Beamforming for Massive MIMO Aerial Communications: A Robust and Scalable DRL Approach

TL;DR

This paper introduces a robust, scalable multi-agent deep reinforcement learning framework for beamforming in massive MIMO aerial networks, improving sum-rate performance and robustness under imperfect CSI.

Contribution

It proposes a novel entropy-based multi-agent DRL approach with Fourier Neural Operators, transfer learning, and low-rank decomposition for scalable, robust beamforming in non-terrestrial networks.

Findings

Outperforms baseline schemes in sum rate and robustness.

Demonstrates scalability and efficiency in large-scale deployments.

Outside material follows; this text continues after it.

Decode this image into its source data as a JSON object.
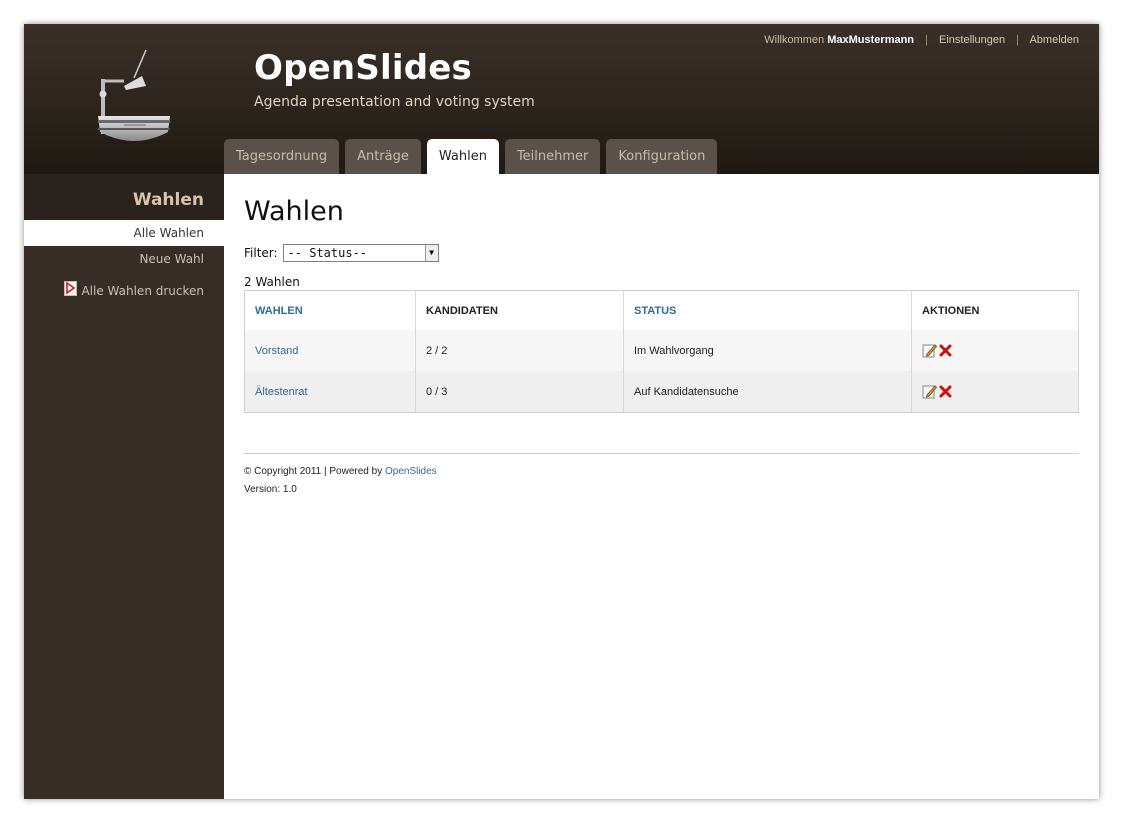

Reduces computational and communication overhead.

Abstract

This paper presents a distributed beamforming framework for a constellation of airborne platform stations (APSs) in a massive Multiple-Input and Multiple-Output (MIMO) non-terrestrial network (NTN) that targets the downlink sum-rate maximization under imperfect local channel state information (CSI). We propose a novel entropy-based multi-agent deep reinforcement learning (DRL) approach where each non-terrestrial base station (NTBS) independently computes its beamforming vector using a Fourier Neural Operator (FNO) to capture long-range dependencies in the frequency domain. To ensure scalability and robustness, the proposed framework integrates transfer learning based on a conjugate prior mechanism and a low-rank decomposition (LRD) technique, thus enabling efficient support for large-scale user deployments and aerial layers. Our simulation results demonstrate the superiority of the proposed method over baseline schemes including WMMSE, ZF, MRT, CNN-based DRL, and the deep deterministic policy gradient (DDPG) method in terms of average sum rate, robustness to CSI imperfection, user mobility, and scalability across varying network sizes and user densities. Furthermore, we show that the proposed method achieves significant computational efficiency compared to CNN-based and WMMSE methods, while reducing communication overhead in comparison with shared-critic DRL approaches.